Crude oil prices were on course for another weekly decline today as worries about a supply overhang deepened amid reports of record crude oil volumes going into floating storage and despite the first signs of disruption in outbound Russian oil flows following the latest U.S. sanction push.

At the time of writing, Brent crude was trading at $63.69 per barrel and West Texas Intermediate was changing hands for $59.73 per barrel.
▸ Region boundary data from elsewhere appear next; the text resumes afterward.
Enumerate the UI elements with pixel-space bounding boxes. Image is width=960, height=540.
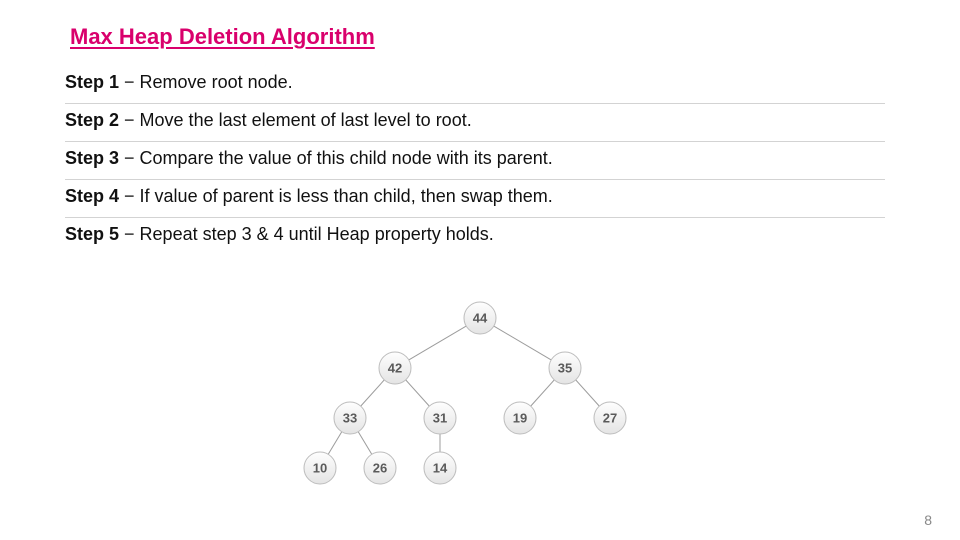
- step-text: − Repeat step 3 & 4 until Heap property …: [119, 224, 494, 244]
- tree-edge: [409, 326, 466, 360]
- step-item: Step 2 − Move the last element of last l…: [65, 104, 885, 142]
- tree-node-label: 44: [473, 311, 488, 326]
- tree-node: 33: [334, 402, 366, 434]
- heap-tree-diagram: 44 42 35 33 31 19 27 10 26 14: [0, 296, 960, 496]
- tree-edge: [406, 380, 430, 406]
- tree-node: 42: [379, 352, 411, 384]
- step-item: Step 1 − Remove root node.: [65, 66, 885, 104]
- step-item: Step 3 − Compare the value of this child…: [65, 142, 885, 180]
- tree-edge: [531, 380, 555, 406]
- tree-edge: [361, 380, 385, 406]
- tree-node: 35: [549, 352, 581, 384]
- step-label: Step 5: [65, 224, 119, 244]
- tree-node: 10: [304, 452, 336, 484]
- step-text: − Move the last element of last level to…: [119, 110, 472, 130]
- step-text: − Remove root node.: [119, 72, 293, 92]
- tree-node-label: 31: [433, 411, 447, 426]
- tree-node-label: 33: [343, 411, 357, 426]
- step-item: Step 5 − Repeat step 3 & 4 until Heap pr…: [65, 218, 885, 255]
- tree-node-label: 42: [388, 361, 402, 376]
- tree-node: 31: [424, 402, 456, 434]
- tree-svg: 44 42 35 33 31 19 27 10 26 14: [260, 296, 700, 496]
- step-label: Step 2: [65, 110, 119, 130]
- tree-node-label: 26: [373, 461, 387, 476]
- step-label: Step 3: [65, 148, 119, 168]
- tree-edge: [328, 432, 342, 455]
- steps-list: Step 1 − Remove root node. Step 2 − Move…: [65, 66, 885, 255]
- tree-node: 27: [594, 402, 626, 434]
- tree-node-label: 27: [603, 411, 617, 426]
- tree-node-label: 35: [558, 361, 572, 376]
- tree-edge: [494, 326, 551, 360]
- tree-node: 14: [424, 452, 456, 484]
- step-label: Step 1: [65, 72, 119, 92]
- tree-node: 19: [504, 402, 536, 434]
- tree-edge: [576, 380, 600, 406]
- tree-node-label: 19: [513, 411, 527, 426]
- tree-edge: [358, 432, 372, 455]
- step-label: Step 4: [65, 186, 119, 206]
- step-text: − If value of parent is less than child,…: [119, 186, 553, 206]
- tree-node: 26: [364, 452, 396, 484]
- step-item: Step 4 − If value of parent is less than…: [65, 180, 885, 218]
- page-title: Max Heap Deletion Algorithm: [70, 24, 375, 50]
- page-number: 8: [924, 512, 932, 528]
- tree-node-label: 14: [433, 461, 448, 476]
- step-text: − Compare the value of this child node w…: [119, 148, 553, 168]
- tree-node-label: 10: [313, 461, 327, 476]
- tree-node: 44: [464, 302, 496, 334]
Both benchmarks were up from Thursday but down from the start of the week as traders focused on supply.

There have been reports about growing volumes of oil in transit, with Windward reporting that oil on water has reached a record high this month, driven both by anti-Russian sanctions that target, among other things, tankers, and by “extra Middle East cargoes”. Reuters, meanwhile, quoted Gunvor’s chief executive as saying that oil in floating storage was running at record high because of sanctions on Russian and Iranian crude but that record amount in floating storage was keeping the global market in balance, preventing a glut.

“This is unprecedented, the size of that. Therefore, obviously, if all sanctions would disappear, this market would clearly be quite oversupplied,” Torbjorn Tornqvist said at the ADIPEC energy conference in Abu Dhabi.

Meanwhile, the U.S. Energy Information Administration contributed to the oil price headwinds by reporting an unexpected build in crude oil inventories, and not a small one, at 5.2 million barrels for the week to October 28. “This has been amplified by risk-aversion flows, bolstering the dollar and the ongoing U.S. government shutdown, which continues to cloud economic activity,” IG analyst Tony Sycamore told Reuters.

ING analysts, meanwhile, said that they would not be revising their forecasts for oil markets until it became clear just how much Russian oil flows will be disrupted after the U.S. sanctions go into effect later this month, noting China had continued to buy Iranian and Venezuelan oil despite comparable sanctions against those two countries.